O preço a ser pago para viver em um condomínio com valor artístico vai
além das altas cifras desembolsadas. Invariavelmente, as construções têm muitas
décadas de uso. Para realizar qualquer intervenção, reforma ou modernização, o
morador é obrigado a seguir regras rigorosas. No edifício Ribeiro Moreira, belo
exemplar de art déco de 1928, o síndico José Carvalho controla com mão de ferro
o que pode e o que não pode ser feito nos apartamentos. O prédio integra a Área
de Proteção ao Ambiente Cultural (Apac) do Lido e não pode ter seu aspecto
alterado. Ali é proibida a instalação de modelos split de aparelhos de ar
condicionado, para evitar que a tubulação enfeie as fachadas. Em uma reforma
recente, os elevadores foram renovados, mas a porta pantográfica e as antigas
botoeiras de bronze ficaram intactas. Embora desativadas, as caldeiras usadas
para esquentar a água no passado estão preservadas. Tamanho cuidado valorizou os
apartamentos, que custam hoje em torno de 2 milhões de reais. “Faço informativos
mensais para conscientizar os moradores da joia que eles têm nas mãos”, afirma
Carvalho.
Não há dúvida de que viver em um monumento com décadas de história em uma
cidade em plena ebulição às vésperas da Copa de 2014 e da Olimpíada de 2016 é
uma experiência marcante, capaz de compensar inconvenientes como manter um
climatizador mais antiquado na sala. Tanto que tais imóveis raramente são
negociados pelos métodos convencionais, como os anúncios classificados. As
famílias proprietárias dificilmente se desfazem deles. Os porteiros do Biarritz,
a 750 metros de distância do Seabra, convivem diariamente com o assédio de
potenciais compradores, sem contar turistas e estudantes que vão fotografar e
desenhar o edifício. Tamanha curiosidade tem razão de ser. Erguido na década de
40, trata-se de um dos exemplares de art déco mais significativos do Rio.

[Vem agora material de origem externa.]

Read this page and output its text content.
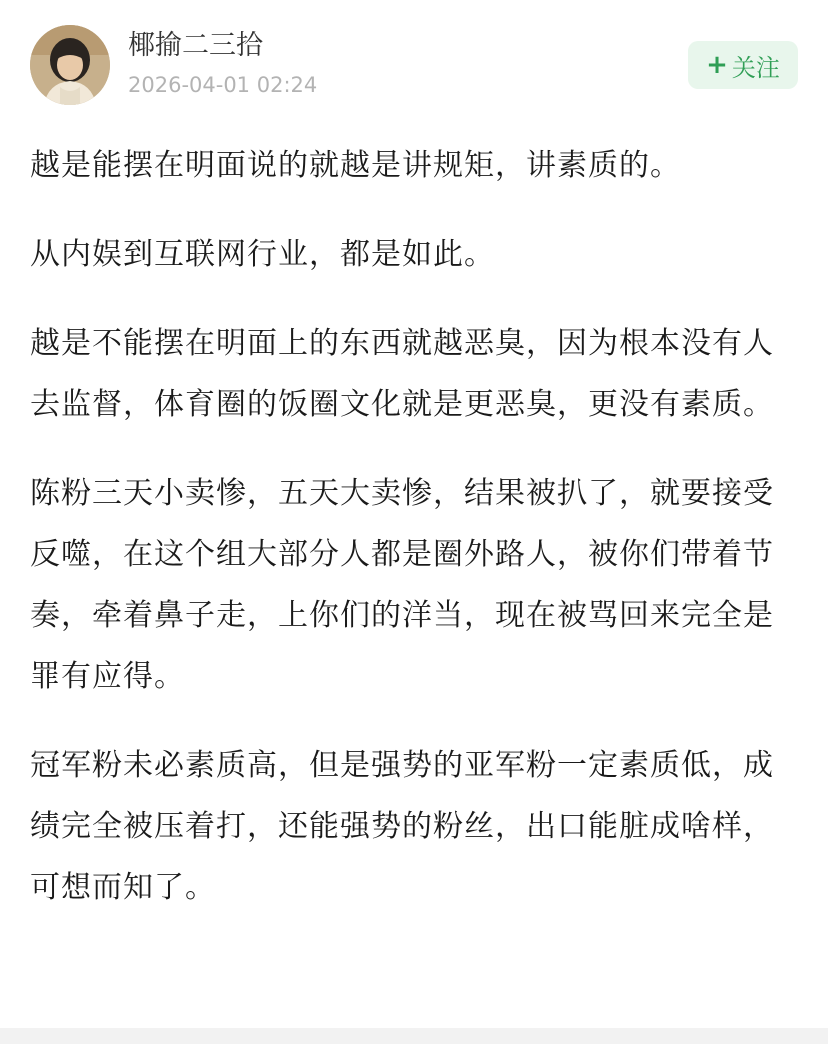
椰揄二三拾
2026-04-01 02:24
+ 关注

越是能摆在明面说的就越是讲规矩，讲素质的。

从内娱到互联网行业，都是如此。

越是不能摆在明面上的东西就越恶臭，因为根本没有人去监督，体育圈的饭圈文化就是更恶臭，更没有素质。

陈粉三天小卖惨，五天大卖惨，结果被扒了，就要接受反噬，在这个组大部分人都是圈外路人，被你们带着节奏，牵着鼻子走，上你们的洋当，现在被骂回来完全是罪有应得。

冠军粉未必素质高，但是强势的亚军粉一定素质低，成绩完全被压着打，还能强势的粉丝，出口能脏成啥样，可想而知了。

Projetada por Henri Sajous, arquiteto francês responsável pelo prédio da Mesbla,
a construção se destaca principalmente pela fachada de balcões arredondados com
dupla curvatura. Na área interna, um belo jardim com mangueiras e pinheiros é
compartilhado pelos moradores. Os apartamentos têm em média 300 metros
quadrados, quatro quartos e um detalhe que os distingue dos imóveis brasileiros:
não há dependência de empregada no projeto original. Outro diferencial são os
apartamentos dúplex no térreo. “É um lugar lindo, que dá a sensação de estarmos
em Paris, em plena Avenue Montaigne. Isso compensa qualquer incômodo provocado
pelos quase setenta anos de uso”, avalia a produtora cultural Alexandra Archer,
moradora desde 1978.
Nem sempre a convivência entre os proprietários e os tesouros históricos
onde eles vivem é tão harmônica. Há dois anos, um prédio na esquina da Avenida
Delfim Moreira com o Jardim de Alah, no Leblon, perdeu parte de um painel de
mosaicos de Paulo Werneck (1907- 1987), um dos maiores nomes do muralismo do
século XX. Uma das netas do artista, Claudia Saldanha, diretora da Escola de
Artes Visuais do Parque Lage, passava pelo local quando viu funcionários de uma
empresa de reformas arrancando a marteladas pedaços do trabalho de seu avô, que
adorna a fachada lateral. Horrorizada, ela acionou imediatamente a prefeitura,
pois a obra é tombada. A intervenção foi embargada, mas o estrago já estava
feito. “É triste. Isso acontece porque as pessoas, muitas vezes, desconhecem a
importância histórica e cultural de uma peça”, lamenta Claudia. No futebol
existe uma expressão perfeita para ilustrar tal comportamento: “jogar contra o
próprio patrimônio”.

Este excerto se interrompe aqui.